Pest control actions (rats, cockroaches, mosquitoes, bed bugs, birds.

Oliver Thansan
Oliver Thansan
17 March 2023 Friday 00:54
14 Reads
High temperatures trigger urban pests and become chronic during the year

Pest control actions (rats, cockroaches, mosquitoes, bed bugs, birds...) skyrocketed last year in Catalonia, especially in the big cities and in the metropolitan area of ​​Barcelona. This is indicated by a report from the Catalan Association of Environmental Health Companies (Adepap) in which this trend is confirmed. Continued high temperatures in 2022, in combination with dry weather, have favored the development of these pests, which are “less and less seasonal and more global” according to this association. “The pest control season is getting longer; it started in May and lasted until the end of November", summarizes Luis Lozano, technical coordinator of Adepap.

In the case of rats, intervention requests have increased by 30%. But this is due to the fact that after the pandemic these rodents are more visible, they do not avoid humans after we have returned to public space. "They've seen that we don't do anything to them." The actual number of incidents has increased between 10% and 15%.

The increase in the city of black rats ( Rattus ratttus ) or boat rat, which is darker than the sewer rat, typical of the urban area ( Rattus norvegicus ), is of concern. It used to be more confined to the countryside (it was more typical of trees), but now the balancing rat (noisy in movies, running along telephone wires or climbing up and down ship moorings) lives in the city ​​in its air. "It has increased a lot", says Joaquim Sendra, president of Adepap. For six out of ten companies surveyed, the demand for intervention to deal with rodent control increased. The great adaptability of rodents and the restrictions on the use of some biocidal products, together with the fact that "the resistance these animals have developed to some of the active ingredients of rodenticides", make it increasingly difficult to control - their populations.

For its part, the demand for services to eradicate cockroaches has grown by around 25%, to a large extent because during the pandemic effective control was no longer carried out and they are now reappearing in premises and other facilities, where there are more now.

The blonde or German cockroach ( Blattella germanica ), common in interiors, kitchens and homes, has registered a slight increase, perhaps due to inattention during the pandemic in some hospitality premises, according to Lozano.

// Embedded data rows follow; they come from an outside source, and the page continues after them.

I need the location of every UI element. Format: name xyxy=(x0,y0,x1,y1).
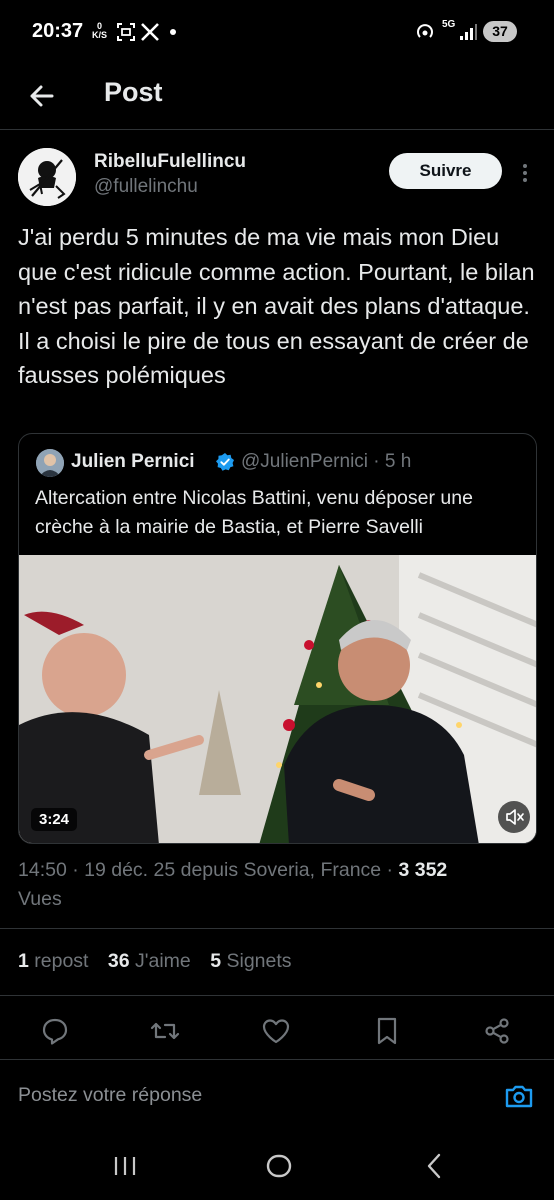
quoted-author-name: Julien Pernici xyxy=(71,451,195,472)
like-icon[interactable] xyxy=(260,1015,292,1047)
notification-dot-icon xyxy=(170,29,176,35)
bookmark-icon[interactable] xyxy=(371,1015,403,1047)
recent-apps-icon[interactable] xyxy=(110,1151,140,1181)
network-speed: 0 K/S xyxy=(92,21,108,40)
video-duration: 3:24 xyxy=(31,808,78,831)
x-logo-icon xyxy=(141,23,159,41)
battery-indicator: 37 xyxy=(483,21,517,42)
top-app-bar: Post xyxy=(0,64,554,130)
tweet-text: J'ai perdu 5 minutes de ma vie mais mon … xyxy=(18,224,535,388)
reposts-stat[interactable]: 1 repost xyxy=(18,950,88,972)
screenshot-icon xyxy=(117,23,135,41)
volume-muted-icon xyxy=(506,809,524,825)
video-thumbnail xyxy=(19,555,536,843)
views-label: Vues xyxy=(18,888,62,910)
signal-icon xyxy=(460,24,477,40)
post-timestamp: 14:50 · 19 déc. 25 depuis Soveria, Franc… xyxy=(18,859,399,881)
author-name[interactable]: RibelluFulellincu xyxy=(94,151,246,173)
follow-button[interactable]: Suivre xyxy=(389,153,502,189)
status-time: 20:37 xyxy=(32,20,84,42)
network-type: 5G xyxy=(442,19,456,30)
page-title: Post xyxy=(104,77,163,107)
reply-placeholder[interactable]: Postez votre réponse xyxy=(18,1084,202,1107)
engagement-stats: 1 repost 36 J'aime 5 Signets xyxy=(18,950,306,973)
author-avatar[interactable] xyxy=(18,148,76,206)
hotspot-icon xyxy=(417,24,433,38)
more-options-icon[interactable] xyxy=(515,160,535,186)
quoted-post-text: Altercation entre Nicolas Battini, venu … xyxy=(35,487,473,538)
back-nav-icon[interactable] xyxy=(420,1151,450,1181)
reply-icon[interactable] xyxy=(39,1015,71,1047)
bookmarks-stat[interactable]: 5 Signets xyxy=(210,950,291,972)
quoted-author-handle: @JulienPernici · 5 h xyxy=(241,451,412,472)
video-player[interactable]: 3:24 xyxy=(19,555,536,843)
camera-icon[interactable] xyxy=(503,1080,535,1112)
post-action-bar xyxy=(0,1011,554,1051)
status-bar: 20:37 0 K/S 5G 37 xyxy=(0,0,554,64)
arrow-left-icon[interactable] xyxy=(22,76,62,116)
author-handle[interactable]: @fullelinchu xyxy=(94,176,198,198)
reply-composer[interactable]: Postez votre réponse xyxy=(0,1059,554,1131)
verified-badge-icon xyxy=(216,453,234,471)
home-icon[interactable] xyxy=(264,1151,294,1181)
views-count: 3 352 xyxy=(398,859,448,881)
quoted-post[interactable]: Julien Pernici @JulienPernici · 5 h Alte… xyxy=(18,433,537,844)
share-icon[interactable] xyxy=(481,1015,513,1047)
repost-icon[interactable] xyxy=(149,1015,181,1047)
likes-stat[interactable]: 36 J'aime xyxy=(108,950,191,972)
system-navigation-bar xyxy=(0,1131,554,1200)
mute-button[interactable] xyxy=(498,801,530,833)
quoted-author-avatar xyxy=(36,449,64,477)
post-metadata: 14:50 · 19 déc. 25 depuis Soveria, Franc… xyxy=(18,856,538,914)
divider xyxy=(0,995,554,996)
divider xyxy=(0,928,554,929)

In the case of the red cockroach ( Periplaneta americana ), which lives in sewers (public and private), "the increase is motivated by its reproductive and colonizing activity, high temperatures and low rainfall". But it also affects the state of maintenance of the sewer networks and "the restrictions on the use of biocides to control them", clarifies Lozano.

Mosquitoes are a seasonal pest (conditioned by temperature and humidity), but their presence was prolonged in winter due to the heat. "We have mosquitoes almost all year round. With the current temperature regime, which is changing, insects extend the period in which they are active; they reproduce all year round and, therefore, there are more", says Sendra.

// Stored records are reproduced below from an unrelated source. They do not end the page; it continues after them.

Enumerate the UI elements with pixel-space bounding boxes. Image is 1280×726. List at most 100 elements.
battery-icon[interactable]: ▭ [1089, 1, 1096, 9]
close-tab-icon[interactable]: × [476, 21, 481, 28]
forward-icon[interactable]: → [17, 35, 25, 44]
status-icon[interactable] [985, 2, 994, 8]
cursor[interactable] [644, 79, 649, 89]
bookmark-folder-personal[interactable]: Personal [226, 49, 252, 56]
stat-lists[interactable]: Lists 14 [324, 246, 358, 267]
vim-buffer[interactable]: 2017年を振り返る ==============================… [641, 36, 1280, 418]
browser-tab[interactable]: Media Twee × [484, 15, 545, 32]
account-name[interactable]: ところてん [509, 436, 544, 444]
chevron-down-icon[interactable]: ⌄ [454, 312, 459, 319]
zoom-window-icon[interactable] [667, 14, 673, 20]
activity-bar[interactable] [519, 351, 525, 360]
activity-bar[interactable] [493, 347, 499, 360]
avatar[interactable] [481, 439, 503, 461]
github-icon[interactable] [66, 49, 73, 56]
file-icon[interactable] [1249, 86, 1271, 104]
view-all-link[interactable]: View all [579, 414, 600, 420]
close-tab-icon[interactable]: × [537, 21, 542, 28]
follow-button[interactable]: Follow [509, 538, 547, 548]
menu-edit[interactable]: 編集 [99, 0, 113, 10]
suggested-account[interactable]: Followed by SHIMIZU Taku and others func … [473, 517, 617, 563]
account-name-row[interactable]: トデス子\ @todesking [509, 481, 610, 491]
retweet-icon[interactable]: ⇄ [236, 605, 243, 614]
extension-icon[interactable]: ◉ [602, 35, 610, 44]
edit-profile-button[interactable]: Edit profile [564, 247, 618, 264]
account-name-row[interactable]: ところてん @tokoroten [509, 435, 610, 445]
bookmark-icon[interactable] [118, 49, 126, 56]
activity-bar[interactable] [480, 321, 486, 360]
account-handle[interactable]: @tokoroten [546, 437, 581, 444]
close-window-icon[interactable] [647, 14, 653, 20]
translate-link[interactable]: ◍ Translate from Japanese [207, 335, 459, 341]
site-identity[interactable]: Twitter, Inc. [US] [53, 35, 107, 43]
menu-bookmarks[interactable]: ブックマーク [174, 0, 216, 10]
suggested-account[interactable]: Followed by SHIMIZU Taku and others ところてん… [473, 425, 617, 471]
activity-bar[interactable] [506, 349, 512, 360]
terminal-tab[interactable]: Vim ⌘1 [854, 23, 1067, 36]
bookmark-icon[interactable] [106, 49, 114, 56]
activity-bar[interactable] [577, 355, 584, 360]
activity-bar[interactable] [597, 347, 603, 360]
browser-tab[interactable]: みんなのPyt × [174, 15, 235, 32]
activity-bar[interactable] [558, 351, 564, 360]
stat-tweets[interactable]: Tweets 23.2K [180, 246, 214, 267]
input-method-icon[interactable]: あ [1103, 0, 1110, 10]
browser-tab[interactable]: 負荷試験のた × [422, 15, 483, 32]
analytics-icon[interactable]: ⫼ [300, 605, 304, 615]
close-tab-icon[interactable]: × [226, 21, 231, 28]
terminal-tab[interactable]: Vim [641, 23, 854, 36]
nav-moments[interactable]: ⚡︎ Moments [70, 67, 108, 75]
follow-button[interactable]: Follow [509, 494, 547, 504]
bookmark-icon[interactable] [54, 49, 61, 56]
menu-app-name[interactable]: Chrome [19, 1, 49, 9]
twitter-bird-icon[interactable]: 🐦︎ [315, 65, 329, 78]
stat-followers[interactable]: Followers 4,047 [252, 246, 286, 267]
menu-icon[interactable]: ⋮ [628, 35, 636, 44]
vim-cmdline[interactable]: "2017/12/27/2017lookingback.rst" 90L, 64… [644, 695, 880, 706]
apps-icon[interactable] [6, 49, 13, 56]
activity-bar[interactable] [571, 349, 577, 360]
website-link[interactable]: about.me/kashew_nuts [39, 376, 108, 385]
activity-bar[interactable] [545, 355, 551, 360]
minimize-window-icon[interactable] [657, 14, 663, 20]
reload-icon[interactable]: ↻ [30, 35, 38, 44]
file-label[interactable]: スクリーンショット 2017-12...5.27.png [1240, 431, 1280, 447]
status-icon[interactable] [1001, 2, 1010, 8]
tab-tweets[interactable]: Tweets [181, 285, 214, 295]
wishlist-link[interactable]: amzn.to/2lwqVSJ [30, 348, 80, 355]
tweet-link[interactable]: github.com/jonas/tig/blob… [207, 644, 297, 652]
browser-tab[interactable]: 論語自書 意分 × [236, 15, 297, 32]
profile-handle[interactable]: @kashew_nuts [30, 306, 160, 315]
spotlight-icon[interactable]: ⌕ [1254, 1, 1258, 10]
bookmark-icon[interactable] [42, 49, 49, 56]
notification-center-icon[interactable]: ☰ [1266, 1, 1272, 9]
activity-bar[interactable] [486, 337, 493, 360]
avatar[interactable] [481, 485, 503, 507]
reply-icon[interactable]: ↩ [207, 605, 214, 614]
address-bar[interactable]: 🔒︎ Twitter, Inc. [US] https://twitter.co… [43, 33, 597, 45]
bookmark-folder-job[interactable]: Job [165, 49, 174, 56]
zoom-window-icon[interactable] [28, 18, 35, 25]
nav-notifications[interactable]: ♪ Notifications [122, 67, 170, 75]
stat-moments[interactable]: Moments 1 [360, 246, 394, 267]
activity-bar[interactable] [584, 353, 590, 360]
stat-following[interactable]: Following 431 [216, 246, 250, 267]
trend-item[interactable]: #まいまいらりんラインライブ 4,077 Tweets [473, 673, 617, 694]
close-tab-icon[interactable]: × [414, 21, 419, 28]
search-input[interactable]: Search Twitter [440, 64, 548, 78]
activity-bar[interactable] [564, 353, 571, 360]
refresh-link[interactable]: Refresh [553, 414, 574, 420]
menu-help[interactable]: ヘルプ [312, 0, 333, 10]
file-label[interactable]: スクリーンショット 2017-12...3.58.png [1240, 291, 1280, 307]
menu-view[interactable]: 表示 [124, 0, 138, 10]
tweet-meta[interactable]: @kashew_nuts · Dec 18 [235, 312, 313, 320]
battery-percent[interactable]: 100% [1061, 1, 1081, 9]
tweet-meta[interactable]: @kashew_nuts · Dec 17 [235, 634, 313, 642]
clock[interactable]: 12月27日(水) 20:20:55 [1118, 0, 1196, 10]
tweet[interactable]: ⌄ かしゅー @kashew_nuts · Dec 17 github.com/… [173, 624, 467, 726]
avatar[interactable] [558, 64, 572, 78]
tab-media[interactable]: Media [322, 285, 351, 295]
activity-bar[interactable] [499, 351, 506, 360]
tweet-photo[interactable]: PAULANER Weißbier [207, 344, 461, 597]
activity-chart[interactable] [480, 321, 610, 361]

The demand for intervention due to bed bugs increased in large cities, where there are more overnight stays due to tourism. The recovery of tourism, the resumption of major conferences and all kinds of travel are the main reason for this rise.

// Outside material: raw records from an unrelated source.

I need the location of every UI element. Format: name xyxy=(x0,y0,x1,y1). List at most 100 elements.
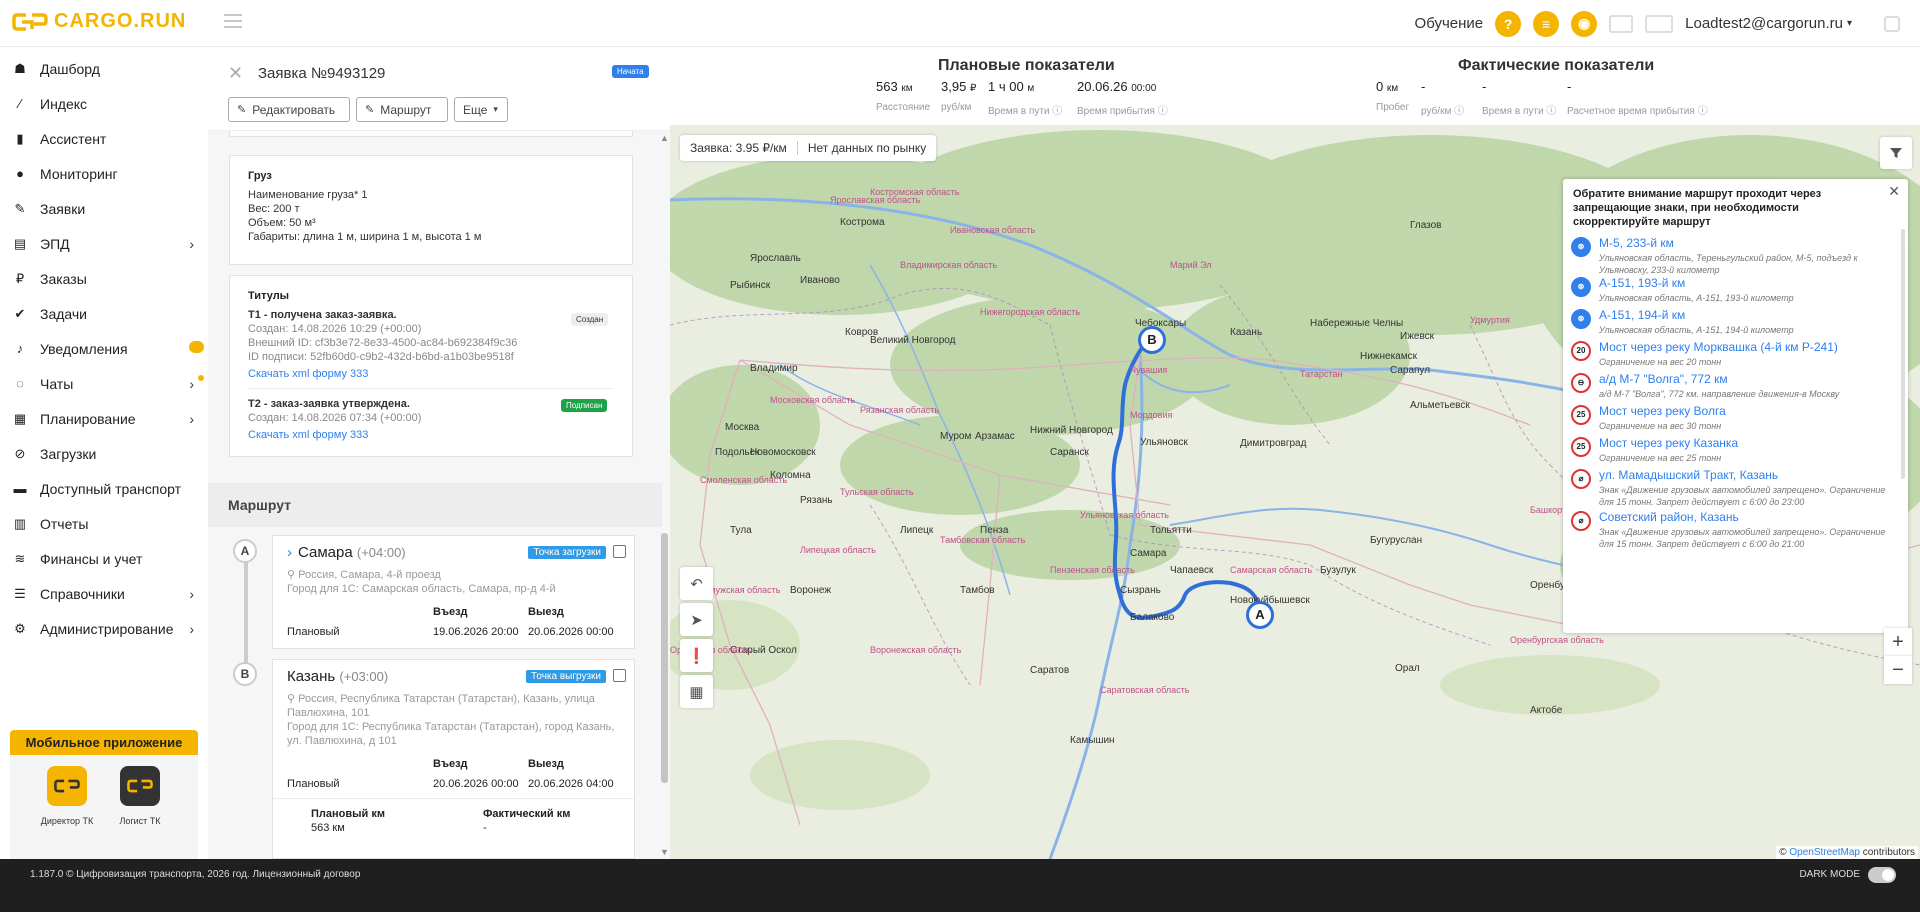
warning-link[interactable]: А-151, 194-й км xyxy=(1599,308,1685,322)
navigate-icon[interactable]: ➤ xyxy=(680,603,713,636)
warning-item[interactable]: ⊖ а/д М-7 "Волга", 772 км а/д М-7 "Волга",… xyxy=(1571,371,1901,407)
training-link[interactable]: Обучение xyxy=(1415,15,1484,32)
director-app-label: Директор ТК xyxy=(40,816,94,826)
sidebar-item-3[interactable]: ● Мониторинг xyxy=(0,156,208,191)
osm-link[interactable]: OpenStreetMap xyxy=(1789,847,1860,858)
city-label: Набережные Челны xyxy=(1310,318,1404,329)
region-label: Воронежская область xyxy=(870,645,962,655)
alert-icon[interactable]: ❗ xyxy=(680,639,713,672)
warning-link[interactable]: Мост через реку Казанка xyxy=(1599,436,1738,450)
city-label: Владимир xyxy=(750,363,798,374)
scroll-down-icon[interactable]: ▼ xyxy=(660,847,669,857)
warning-link[interactable]: Мост через реку Волга xyxy=(1599,404,1726,418)
map-point-b[interactable]: B xyxy=(1138,326,1166,354)
t1-download-link[interactable]: Скачать xml форму 333 xyxy=(248,368,368,380)
warning-item[interactable]: ⌀ Советский район, Казань Знак «Движение г… xyxy=(1571,509,1901,549)
chevron-right-icon: › xyxy=(189,236,194,252)
edit-button[interactable]: ✎ Редактировать xyxy=(228,97,350,122)
sidebar-item-16[interactable]: ⚙ Администрирование › xyxy=(0,611,208,646)
warning-item[interactable]: 20 Мост через реку Морквашка (4-й км Р-24… xyxy=(1571,339,1901,375)
sidebar-item-label: Дашборд xyxy=(40,60,100,77)
sidebar-item-11[interactable]: ⊘ Загрузки xyxy=(0,436,208,471)
more-button[interactable]: Еще ▾ xyxy=(454,97,508,122)
scrollbar-thumb[interactable] xyxy=(661,533,668,783)
sidebar-item-12[interactable]: ▬ Доступный транспорт xyxy=(0,471,208,506)
warning-link[interactable]: Советский район, Казань xyxy=(1599,510,1739,524)
sidebar-item-9[interactable]: ◌ Чаты › xyxy=(0,366,208,401)
truck-icon[interactable] xyxy=(1645,14,1674,33)
cargo-dims: Габариты: длина 1 м, ширина 1 м, высота … xyxy=(248,231,482,243)
sidebar-item-14[interactable]: ≋ Финансы и учет xyxy=(0,541,208,576)
logout-icon[interactable] xyxy=(1884,15,1900,32)
top-bar: CARGO.RUN Обучение ? ≡ ◉ Loadtest2@cargo… xyxy=(0,0,1920,47)
warning-link[interactable]: ул. Мамадышский Тракт, Казань xyxy=(1599,468,1778,482)
logist-app-icon[interactable] xyxy=(120,766,160,806)
sidebar-item-13[interactable]: ▥ Отчеты xyxy=(0,506,208,541)
check-icon: ✔ xyxy=(14,305,26,321)
menu-toggle-icon[interactable] xyxy=(224,14,242,28)
city-label: Сарапул xyxy=(1390,365,1431,376)
chevron-down-icon[interactable]: ▾ xyxy=(1847,18,1852,29)
sidebar-item-7[interactable]: ✔ Задачи xyxy=(0,296,208,331)
warning-item[interactable]: ⌀ ул. Мамадышский Тракт, Казань Знак «Движ… xyxy=(1571,467,1901,507)
panel-scrollbar[interactable]: ▲ ▼ xyxy=(658,131,670,859)
zoom-in-button[interactable]: + xyxy=(1884,628,1912,656)
chevron-right-icon: › xyxy=(189,376,194,392)
sidebar-item-0[interactable]: ☗ Дашборд xyxy=(0,51,208,86)
map-layers-icon[interactable]: ▦ xyxy=(680,675,713,708)
sidebar-item-8[interactable]: ♪ Уведомления xyxy=(0,331,208,366)
warning-item[interactable]: 25 Мост через реку Волга Ограничение на ве… xyxy=(1571,403,1901,439)
sidebar-item-10[interactable]: ▦ Планирование › xyxy=(0,401,208,436)
external-link-icon[interactable] xyxy=(613,545,626,558)
map[interactable]: Кострома Рыбинск Ярославль Иваново Ковров Вла… xyxy=(670,125,1920,859)
region-label: Удмуртия xyxy=(1470,315,1510,325)
route-button[interactable]: ✎ Маршрут xyxy=(356,97,448,122)
chevron-right-icon: › xyxy=(189,411,194,427)
chevron-right-icon[interactable]: › xyxy=(287,544,292,561)
scroll-up-icon[interactable]: ▲ xyxy=(660,133,669,143)
title-t2-created: Создан: 14.08.2026 07:34 (+00:00) xyxy=(248,412,422,424)
warning-item[interactable]: ⊗ А-151, 194-й км Ульяновская область, А-1… xyxy=(1571,307,1901,343)
fact-stats-title: Фактические показатели xyxy=(1458,57,1655,74)
support-icon[interactable]: ◉ xyxy=(1571,10,1598,37)
close-icon[interactable]: ✕ xyxy=(228,63,243,84)
chat-bubble-icon[interactable]: ≡ xyxy=(1533,10,1560,37)
close-icon[interactable]: ✕ xyxy=(1888,183,1900,200)
sidebar-item-5[interactable]: ▤ ЭПД › xyxy=(0,226,208,261)
sidebar-item-4[interactable]: ✎ Заявки xyxy=(0,191,208,226)
user-email[interactable]: Loadtest2@cargorun.ru xyxy=(1685,15,1843,32)
point-b-exit: 20.06.2026 04:00 xyxy=(528,778,614,790)
warning-link[interactable]: Мост через реку Морквашка (4-й км Р-241) xyxy=(1599,340,1838,354)
warning-link[interactable]: А-151, 193-й км xyxy=(1599,276,1685,290)
warning-link[interactable]: а/д М-7 "Волга", 772 км xyxy=(1599,372,1728,386)
route-point-b-card[interactable]: Казань (+03:00) Точка выгрузки ⚲ Россия,… xyxy=(272,659,635,859)
sidebar-item-15[interactable]: ☰ Справочники › xyxy=(0,576,208,611)
route-point-a-card[interactable]: › Самара (+04:00) Точка загрузки ⚲ Россия… xyxy=(272,535,635,649)
logo[interactable]: CARGO.RUN xyxy=(12,10,186,33)
sidebar-item-6[interactable]: ₽ Заказы xyxy=(0,261,208,296)
warning-item[interactable]: 25 Мост через реку Казанка Ограничение на … xyxy=(1571,435,1901,471)
city-label: Балаково xyxy=(1130,612,1175,623)
zoom-out-button[interactable]: − xyxy=(1884,656,1912,684)
sidebar-item-1[interactable]: ⁄ Индекс xyxy=(0,86,208,121)
warning-scrollbar[interactable] xyxy=(1901,229,1905,479)
city-label: Нижнекамск xyxy=(1360,351,1417,362)
plan-stat-unit: ₽ xyxy=(969,83,977,94)
dark-mode-toggle[interactable] xyxy=(1868,867,1896,883)
filter-button[interactable] xyxy=(1880,137,1912,169)
sidebar-item-2[interactable]: ▮ Ассистент xyxy=(0,121,208,156)
t2-download-link[interactable]: Скачать xml форму 333 xyxy=(248,429,368,441)
director-app-icon[interactable] xyxy=(47,766,87,806)
warning-link[interactable]: М-5, 233-й км xyxy=(1599,236,1674,250)
warning-item[interactable]: ⊗ А-151, 193-й км Ульяновская область, А-1… xyxy=(1571,275,1901,311)
warning-item[interactable]: ⊗ М-5, 233-й км Ульяновская область, Терен… xyxy=(1571,235,1901,275)
help-icon[interactable]: ? xyxy=(1495,10,1522,37)
map-point-a[interactable]: A xyxy=(1246,601,1274,629)
loading-point-tag: Точка загрузки xyxy=(528,546,606,559)
order-scroll-area[interactable]: Груз Наименование груза* 1 Вес: 200 т Об… xyxy=(208,131,662,859)
app-root: CARGO.RUN Обучение ? ≡ ◉ Loadtest2@cargo… xyxy=(0,0,1920,912)
card-icon[interactable] xyxy=(1609,14,1634,33)
external-link-icon[interactable] xyxy=(613,669,626,682)
undo-icon[interactable]: ↶ xyxy=(680,567,713,600)
city-label: Орал xyxy=(1395,663,1420,674)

In the meantime, companies are concerned about the increasing incidence of ticks, a disease-transmitting vector. Health experts have indeed detected an increase in cases of Lyme disease, produced by the tick vector

With regard to the control of birds (pigeons, seagulls, parrots...), the companies claim that they either increased their actions or kept them stable, always talking about large urban centers. Controls are expected to remain on the rise in the coming years, as rising temperatures and climate change "are causing adaptive changes in these birds and accelerating their reproductive cycle".